Álvarez, de 55 anos, bispo da Diocese de Matagalpa e administrador apostólico da Diocese de Estelí, é acusado pela Polícia Nacional de tentar “organizar grupos violentos”, supostamente “com o objetivo de desestabilizar o Estado nicaraguense e atacar as autoridades constitucionais”, embora até o momento nenhuma prova tenha sido apresentada.
As prisões são o mais recente capítulo da perseguição do governo sandinista a católicos nicaraguenses. A ONU pediu a libertação dos detidos.
“Urgente! Neste momento a Polícia Nacional entrou na Cúria Episcopal de nossa Diocese de Matagalpa”, informou a sede eclesiástica nas redes sociais.
O prelado foi preso junto com os padres José Luis Díaz e Sadiel Eugarrios, primeiro e segundo vigários da catedral de San Pedro, em Matagalpa, respectivamente.
Também foram presos Ramiro Tijerino, reitor da Universidade Juan Pablo II e encarregado da paróquia San Juan Bautista, assim como os seminaristas Darvin Leyva e Melkin Sequeira, o cinegrafista Sergio Cárdenas e o padre Raúl González.
ONU pede libertação
O secretário-geral da ONU, António Guterres, disse estar “muito preocupado” com a repressão exercida pelo governo nicaraguense sobre organizações e figuras da sociedade civil, várias delas ligadas à Igreja Católica.
Para Guterres, as informações procedentes de Matagalpa “sublinham” as “preocupações” que a ONU já tem sobre o agravamento da situação dos direitos humanos no país centro-americano.
Por este motivo, o responsável máximo das Nações Unidas apelou ao respeito dos direitos de “todos os cidadãos”, com especial atenção ao de reunião, e das liberdades de associação e religião, entre outras, segundo o porta-voz Farhan Haq.
A ONU também exortou à libertação de todas as pessoas detidas “arbitrariamente” nos últimos meses na Nicarágua, na onda de repressão do governo que começou após os protestos de 2018 e que se agudizou nas semanas que antecederam as eleições presidenciais de 2021.
Perseguição à Igreja Católica
Até agora neste ano, o governo expulsou do país o núncio apostólico (representante diplomático permanente da Santa Sé) Waldemar Stanislaw Sommertag, prendeu outros três padres, fechou oito estações de rádio católicas, retirou três canais católicos da programação da televisão por assinatura, entrou à força e invadiu uma paróquia e expulsou 16 monjas da ordem missionária Madre Teresa de Calcutá.
O governo também proibiu a Arquidiocese de Manágua de realizar uma procissão com a imagem peregrina da Virgem de Fátima.
Ortega descreveu como “terroristas” os bispos nicaraguenses que atuaram como mediadores em um diálogo nacional com o objetivo de encontrar uma solução pacífica para a crise política e social que o país enfrenta desde abril de 2018.
A comunidade católica representa 58,5% dos 6,5 milhões de habitantes da Nicarágua, de acordo com o último censo nacional.
Indignação de bispos exilados
O bispo auxiliar de Manágua e atualmente exilado, Silvio Báez, condenou as prisões desta sexta e pediu às autoridades que libertem Álvarez e respeitem sua dignidade.
“Com indignação e dor no coração, condeno o sequestro noturno do monsenhor Álvarez.

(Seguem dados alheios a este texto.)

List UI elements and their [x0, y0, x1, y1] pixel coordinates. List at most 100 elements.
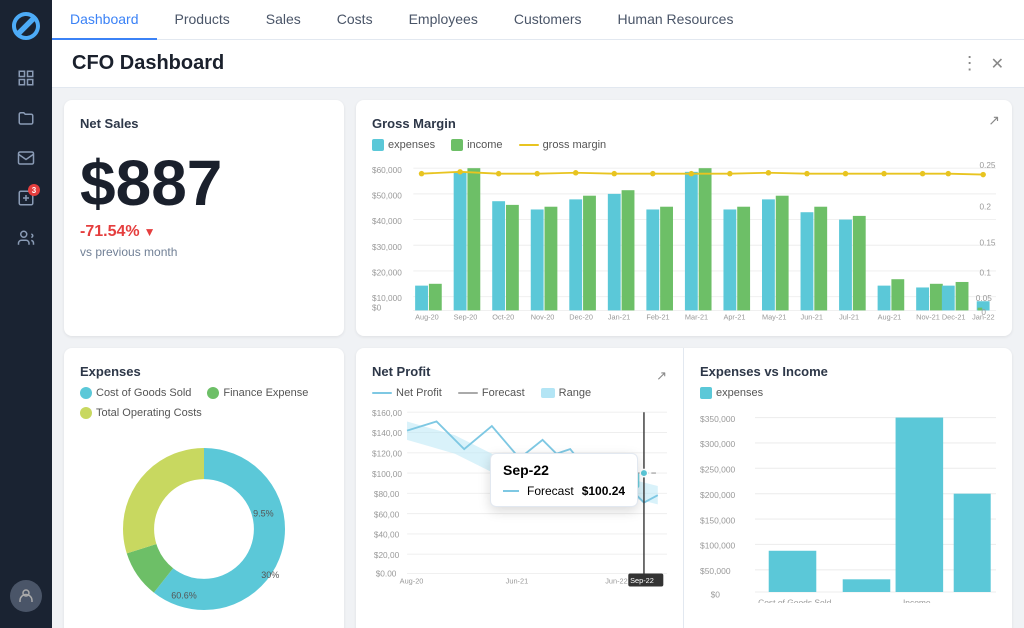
svg-text:Aug-20: Aug-20: [400, 577, 424, 586]
svg-text:$0.00: $0.00: [376, 568, 397, 578]
svg-text:Aug-20: Aug-20: [415, 313, 439, 322]
gross-margin-svg: $60,000 $50,000 $40,000 $30,000 $20,000 …: [372, 159, 996, 315]
tooltip-row: Forecast $100.24: [503, 484, 625, 498]
more-menu-icon[interactable]: ⋮: [961, 53, 979, 74]
net-profit-legend: Net Profit Forecast Range: [372, 387, 667, 399]
svg-text:$80,00: $80,00: [374, 489, 400, 499]
nav-customers[interactable]: Customers: [496, 0, 600, 40]
dashboard-header: CFO Dashboard ⋮ ✕: [52, 40, 1024, 88]
expenses-title: Expenses: [80, 364, 328, 379]
svg-text:0.2: 0.2: [979, 202, 991, 211]
svg-text:$60,000: $60,000: [372, 166, 402, 175]
legend-net-profit-line: Net Profit: [372, 387, 442, 399]
expenses-vs-income-title: Expenses vs Income: [700, 364, 996, 379]
tooltip-forecast-label: Forecast: [527, 484, 574, 498]
svg-text:$30,000: $30,000: [372, 243, 402, 252]
people-sidebar-icon[interactable]: [8, 220, 44, 256]
gross-margin-legend: expenses income gross margin: [372, 139, 996, 151]
nav-sales[interactable]: Sales: [248, 0, 319, 40]
svg-text:0.1: 0.1: [979, 269, 991, 278]
svg-text:Nov-20: Nov-20: [531, 313, 555, 322]
svg-text:9.5%: 9.5%: [253, 509, 274, 519]
net-sales-change: -71.54% ▼: [80, 223, 328, 241]
nav-costs[interactable]: Costs: [319, 0, 391, 40]
svg-text:60.6%: 60.6%: [171, 591, 197, 601]
svg-text:Jan-22: Jan-22: [972, 313, 994, 322]
svg-text:$300,000: $300,000: [700, 439, 735, 449]
svg-text:Dec-21: Dec-21: [942, 313, 966, 322]
legend-income: income: [451, 139, 502, 151]
svg-text:Sep-20: Sep-20: [454, 313, 478, 322]
net-profit-panel: Net Profit ↗ Net Profit Forecast: [356, 348, 684, 628]
svg-text:May-21: May-21: [762, 313, 786, 322]
grid-sidebar-icon[interactable]: [8, 60, 44, 96]
evi-legend-expenses: expenses: [700, 387, 763, 399]
dashboard-controls: ⋮ ✕: [961, 53, 1004, 74]
tooltip-line-icon: [503, 490, 519, 492]
net-profit-expenses-card: Net Profit ↗ Net Profit Forecast: [356, 348, 1012, 628]
sidebar: 3: [0, 0, 52, 628]
gross-margin-title: Gross Margin: [372, 116, 996, 131]
svg-text:$120,00: $120,00: [372, 448, 402, 458]
expenses-donut: 60.6% 30% 9.5%: [80, 439, 328, 619]
folder-sidebar-icon[interactable]: [8, 100, 44, 136]
cards-grid: Net Sales $887 -71.54% ▼ vs previous mon…: [52, 88, 1024, 628]
net-profit-expand-icon[interactable]: ↗: [656, 368, 667, 384]
legend-range: Range: [541, 387, 591, 399]
svg-text:Jun-21: Jun-21: [506, 577, 529, 586]
tooltip-date: Sep-22: [503, 462, 625, 478]
svg-text:Mar-21: Mar-21: [685, 313, 708, 322]
mail-sidebar-icon[interactable]: [8, 140, 44, 176]
svg-text:Jun-21: Jun-21: [801, 313, 823, 322]
legend-finance-expense: Finance Expense: [207, 387, 308, 399]
svg-text:$50,000: $50,000: [700, 566, 731, 576]
svg-text:0.25: 0.25: [979, 161, 995, 170]
svg-text:$250,000: $250,000: [700, 465, 735, 475]
net-profit-title: Net Profit: [372, 364, 431, 379]
svg-text:Nov-21: Nov-21: [916, 313, 940, 322]
svg-text:0.15: 0.15: [979, 238, 995, 247]
svg-text:$10,000: $10,000: [372, 294, 402, 303]
nav-human-resources[interactable]: Human Resources: [600, 0, 752, 40]
svg-text:30%: 30%: [261, 570, 279, 580]
dashboard-content: CFO Dashboard ⋮ ✕ Net Sales $887 -71.54%…: [52, 40, 1024, 628]
svg-text:$40,000: $40,000: [372, 217, 402, 226]
nav-products[interactable]: Products: [157, 0, 248, 40]
expenses-card: Expenses Cost of Goods Sold Finance Expe…: [64, 348, 344, 628]
net-profit-tooltip: Sep-22 Forecast $100.24: [490, 453, 638, 507]
svg-text:$20,00: $20,00: [374, 550, 400, 560]
svg-text:$20,000: $20,000: [372, 269, 402, 278]
svg-text:$50,000: $50,000: [372, 191, 402, 200]
nav-employees[interactable]: Employees: [391, 0, 496, 40]
svg-text:Oct-20: Oct-20: [492, 313, 514, 322]
expenses-vs-income-panel: Expenses vs Income expenses $350,000 $30…: [684, 348, 1012, 628]
top-navigation: Dashboard Products Sales Costs Employees…: [52, 0, 1024, 40]
gross-margin-chart: $60,000 $50,000 $40,000 $30,000 $20,000 …: [372, 159, 996, 320]
legend-cogs: Cost of Goods Sold: [80, 387, 191, 399]
svg-text:Income: Income: [903, 598, 931, 603]
svg-text:$0: $0: [372, 303, 382, 312]
badge-sidebar-icon[interactable]: 3: [8, 180, 44, 216]
legend-expenses: expenses: [372, 139, 435, 151]
svg-text:$160,00: $160,00: [372, 408, 402, 418]
user-avatar[interactable]: [10, 580, 42, 612]
tooltip-forecast-value: $100.24: [582, 484, 625, 498]
net-sales-card: Net Sales $887 -71.54% ▼ vs previous mon…: [64, 100, 344, 336]
dashboard-title: CFO Dashboard: [72, 52, 224, 75]
svg-text:$0: $0: [711, 589, 721, 599]
nav-dashboard[interactable]: Dashboard: [52, 0, 157, 40]
svg-text:Apr-21: Apr-21: [723, 313, 745, 322]
net-profit-chart: $160,00 $140,00 $120,00 $100,00 $80,00 $…: [372, 403, 667, 592]
close-dashboard-icon[interactable]: ✕: [991, 54, 1004, 74]
svg-text:$150,000: $150,000: [700, 515, 735, 525]
main-content: Dashboard Products Sales Costs Employees…: [52, 0, 1024, 628]
svg-text:$100,000: $100,000: [700, 541, 735, 551]
donut-svg: 60.6% 30% 9.5%: [114, 439, 294, 619]
evi-svg: $350,000 $300,000 $250,000 $200,000 $150…: [700, 407, 996, 603]
expand-icon[interactable]: ↗: [988, 112, 1000, 129]
app-logo: [8, 8, 44, 44]
svg-text:Jul-21: Jul-21: [839, 313, 859, 322]
legend-gross-margin: gross margin: [519, 139, 607, 151]
expenses-legend-2: Total Operating Costs: [80, 407, 328, 419]
net-sales-value: $887: [80, 151, 328, 215]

Aqueles que sabem, digam onde está meu irmão bispo! Que seus sequestradores respeitem sua dignidade e o libertem! Mais uma vez, a ditadura superou seu próprio espírito maligno e diabólico”, escreveu o religioso no Twitter.

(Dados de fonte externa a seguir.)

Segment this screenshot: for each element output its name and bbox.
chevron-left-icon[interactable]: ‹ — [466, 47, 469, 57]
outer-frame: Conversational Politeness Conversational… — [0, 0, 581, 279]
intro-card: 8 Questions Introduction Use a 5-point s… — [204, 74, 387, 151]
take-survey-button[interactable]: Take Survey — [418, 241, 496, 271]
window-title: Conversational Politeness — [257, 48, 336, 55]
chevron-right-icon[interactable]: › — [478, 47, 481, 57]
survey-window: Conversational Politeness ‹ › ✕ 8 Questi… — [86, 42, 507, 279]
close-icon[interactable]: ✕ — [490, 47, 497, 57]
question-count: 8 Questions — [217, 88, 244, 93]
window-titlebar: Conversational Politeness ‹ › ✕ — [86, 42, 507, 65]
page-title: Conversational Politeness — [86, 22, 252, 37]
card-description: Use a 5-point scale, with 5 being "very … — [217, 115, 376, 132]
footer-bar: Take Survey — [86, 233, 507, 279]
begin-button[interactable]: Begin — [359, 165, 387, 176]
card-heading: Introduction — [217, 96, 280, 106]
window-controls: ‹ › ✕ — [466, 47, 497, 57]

O Centro Nicaraguense de Direitos Humanos (Cenidh) disse em uma mensagem que “de madrugada a polícia atacou violentamente a cúria episcopal da Diocese de Matagalpa e sequestrou o Monsenhor Rolando Álvarez e outros sacerdotes e leigos, com destino desconhecido”.
“Meu Deus, que ultrajante! Eles levaram Monsenhor Rolando Álvarez, junto com os padres que estavam com ele”, escreveu o Padre Edwing Román, outro crítico de Ortega, exilado nos Estados Unidos.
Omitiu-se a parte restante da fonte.